Raj Kapoor Reading Sitārah-yi sinamā .png

Hindi film superstar Raj Kapoor reading Iranian magazine Sitareh-yi sinema (“Cinema Star”) during a visit to Tehran in 1956

 

Sonic Infrastructures: Mediating National Cinemas in West and South Asia (University of California Press, California Studies in Music, Sound, and Media series, forthcoming November 2026)

Sonic Infrastructures traces how sound shaped cinema and national imagination across Egypt, Iran, and India from the early twentieth century to the 1970s. Drawing on archival research in these sites, the book follows the commercial ports, shipping lanes, touring circuits, recording industries, and broadcast networks that linked them, showing how voices and music moved through imperial and postcolonial systems of transport, media, and governance. These sonic infrastructures structured the conditions under which sound could be recorded, circulated, authorized, and heard, shaping national cinema imaginaries even as they sustained circuits of exchange that unsettled political boundaries.

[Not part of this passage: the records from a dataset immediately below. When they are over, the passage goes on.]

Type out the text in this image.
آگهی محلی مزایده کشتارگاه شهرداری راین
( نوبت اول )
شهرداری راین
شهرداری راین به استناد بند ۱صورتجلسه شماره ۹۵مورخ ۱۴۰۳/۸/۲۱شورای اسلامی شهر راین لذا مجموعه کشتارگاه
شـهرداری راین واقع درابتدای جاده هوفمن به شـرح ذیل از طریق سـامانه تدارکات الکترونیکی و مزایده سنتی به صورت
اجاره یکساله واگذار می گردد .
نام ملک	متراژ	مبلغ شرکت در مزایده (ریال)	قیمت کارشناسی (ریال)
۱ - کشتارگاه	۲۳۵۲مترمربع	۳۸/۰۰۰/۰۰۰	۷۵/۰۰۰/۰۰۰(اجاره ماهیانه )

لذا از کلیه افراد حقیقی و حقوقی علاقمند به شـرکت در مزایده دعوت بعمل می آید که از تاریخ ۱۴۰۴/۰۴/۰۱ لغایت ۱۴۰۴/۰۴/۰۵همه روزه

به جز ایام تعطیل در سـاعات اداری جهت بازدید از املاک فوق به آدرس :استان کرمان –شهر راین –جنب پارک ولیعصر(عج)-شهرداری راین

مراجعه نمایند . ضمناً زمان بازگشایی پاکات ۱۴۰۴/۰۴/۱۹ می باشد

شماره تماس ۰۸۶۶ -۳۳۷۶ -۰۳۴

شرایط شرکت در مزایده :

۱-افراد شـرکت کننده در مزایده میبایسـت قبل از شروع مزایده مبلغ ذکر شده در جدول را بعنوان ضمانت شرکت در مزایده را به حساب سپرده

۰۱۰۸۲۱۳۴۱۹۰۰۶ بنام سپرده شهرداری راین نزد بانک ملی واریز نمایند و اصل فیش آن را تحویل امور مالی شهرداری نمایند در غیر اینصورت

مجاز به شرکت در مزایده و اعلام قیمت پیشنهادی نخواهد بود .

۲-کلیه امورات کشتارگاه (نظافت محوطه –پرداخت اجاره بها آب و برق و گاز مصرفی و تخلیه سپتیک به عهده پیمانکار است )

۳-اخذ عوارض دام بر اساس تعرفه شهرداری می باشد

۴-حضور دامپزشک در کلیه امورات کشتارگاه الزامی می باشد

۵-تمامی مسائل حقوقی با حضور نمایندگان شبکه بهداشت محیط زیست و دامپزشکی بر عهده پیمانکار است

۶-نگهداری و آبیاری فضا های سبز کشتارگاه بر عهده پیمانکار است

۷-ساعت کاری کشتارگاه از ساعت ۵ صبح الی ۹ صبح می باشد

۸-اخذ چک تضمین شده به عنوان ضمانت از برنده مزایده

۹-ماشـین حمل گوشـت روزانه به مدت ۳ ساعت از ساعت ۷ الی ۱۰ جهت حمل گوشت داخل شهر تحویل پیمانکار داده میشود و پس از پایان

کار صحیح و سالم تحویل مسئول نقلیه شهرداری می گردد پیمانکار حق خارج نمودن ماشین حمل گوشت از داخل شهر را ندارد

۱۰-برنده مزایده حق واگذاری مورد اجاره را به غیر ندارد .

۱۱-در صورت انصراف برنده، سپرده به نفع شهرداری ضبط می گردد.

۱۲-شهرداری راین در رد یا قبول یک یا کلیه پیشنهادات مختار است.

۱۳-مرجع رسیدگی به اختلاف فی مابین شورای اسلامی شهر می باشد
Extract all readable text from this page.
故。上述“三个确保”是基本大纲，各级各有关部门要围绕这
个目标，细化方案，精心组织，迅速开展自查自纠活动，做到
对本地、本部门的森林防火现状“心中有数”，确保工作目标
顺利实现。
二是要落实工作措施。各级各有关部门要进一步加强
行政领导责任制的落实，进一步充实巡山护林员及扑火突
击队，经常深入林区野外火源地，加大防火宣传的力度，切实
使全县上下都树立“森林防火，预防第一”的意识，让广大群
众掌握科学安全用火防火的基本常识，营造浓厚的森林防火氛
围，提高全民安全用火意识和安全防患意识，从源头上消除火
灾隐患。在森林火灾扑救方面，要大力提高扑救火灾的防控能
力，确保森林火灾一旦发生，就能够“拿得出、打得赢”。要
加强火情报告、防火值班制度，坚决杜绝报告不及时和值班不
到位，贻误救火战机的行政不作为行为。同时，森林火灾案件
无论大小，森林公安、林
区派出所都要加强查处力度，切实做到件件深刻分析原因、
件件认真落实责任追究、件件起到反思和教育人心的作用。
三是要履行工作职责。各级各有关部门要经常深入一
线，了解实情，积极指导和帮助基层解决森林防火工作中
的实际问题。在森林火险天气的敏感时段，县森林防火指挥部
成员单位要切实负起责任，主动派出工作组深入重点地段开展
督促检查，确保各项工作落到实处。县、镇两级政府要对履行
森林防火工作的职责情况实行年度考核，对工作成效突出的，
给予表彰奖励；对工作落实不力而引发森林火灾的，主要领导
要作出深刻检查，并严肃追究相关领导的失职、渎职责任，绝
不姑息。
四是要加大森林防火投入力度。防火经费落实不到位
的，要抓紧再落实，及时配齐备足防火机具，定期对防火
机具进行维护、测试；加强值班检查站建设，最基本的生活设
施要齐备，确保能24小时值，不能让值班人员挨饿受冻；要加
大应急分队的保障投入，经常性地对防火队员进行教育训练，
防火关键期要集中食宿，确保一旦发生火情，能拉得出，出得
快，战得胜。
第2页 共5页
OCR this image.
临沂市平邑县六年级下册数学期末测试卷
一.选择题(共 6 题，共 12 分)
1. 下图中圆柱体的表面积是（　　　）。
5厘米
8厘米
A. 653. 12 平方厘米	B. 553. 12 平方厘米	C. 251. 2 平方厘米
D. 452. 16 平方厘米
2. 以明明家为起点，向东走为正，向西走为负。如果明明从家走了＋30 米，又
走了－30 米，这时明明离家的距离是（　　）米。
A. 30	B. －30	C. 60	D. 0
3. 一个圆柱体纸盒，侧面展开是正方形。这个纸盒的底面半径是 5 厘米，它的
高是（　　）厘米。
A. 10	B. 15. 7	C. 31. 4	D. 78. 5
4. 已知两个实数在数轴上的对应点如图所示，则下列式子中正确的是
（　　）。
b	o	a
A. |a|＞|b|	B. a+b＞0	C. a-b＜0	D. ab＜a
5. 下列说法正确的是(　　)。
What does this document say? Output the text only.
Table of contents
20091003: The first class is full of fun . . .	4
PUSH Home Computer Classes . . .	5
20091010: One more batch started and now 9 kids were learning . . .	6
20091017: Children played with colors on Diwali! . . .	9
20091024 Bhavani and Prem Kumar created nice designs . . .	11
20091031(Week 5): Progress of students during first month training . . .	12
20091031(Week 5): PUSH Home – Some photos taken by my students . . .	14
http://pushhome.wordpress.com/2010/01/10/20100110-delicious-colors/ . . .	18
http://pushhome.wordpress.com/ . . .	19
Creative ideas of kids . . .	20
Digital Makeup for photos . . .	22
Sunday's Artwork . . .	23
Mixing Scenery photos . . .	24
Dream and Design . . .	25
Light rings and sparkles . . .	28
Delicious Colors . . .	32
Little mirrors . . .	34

Bringing together critical infrastructure studies, sound studies, and feminist film historiography, the book approaches sound as both analytic lens and historical force. By centering the embodied sonic labor of female performers, it demonstrates how voices traveled across uneven media systems and geopolitical formations, actively shaping what national cinema came to sound like. In this account, sonic infrastructures emerge not only as generative cultural formations but also as technologies of national containment and media of solidarity and dissent.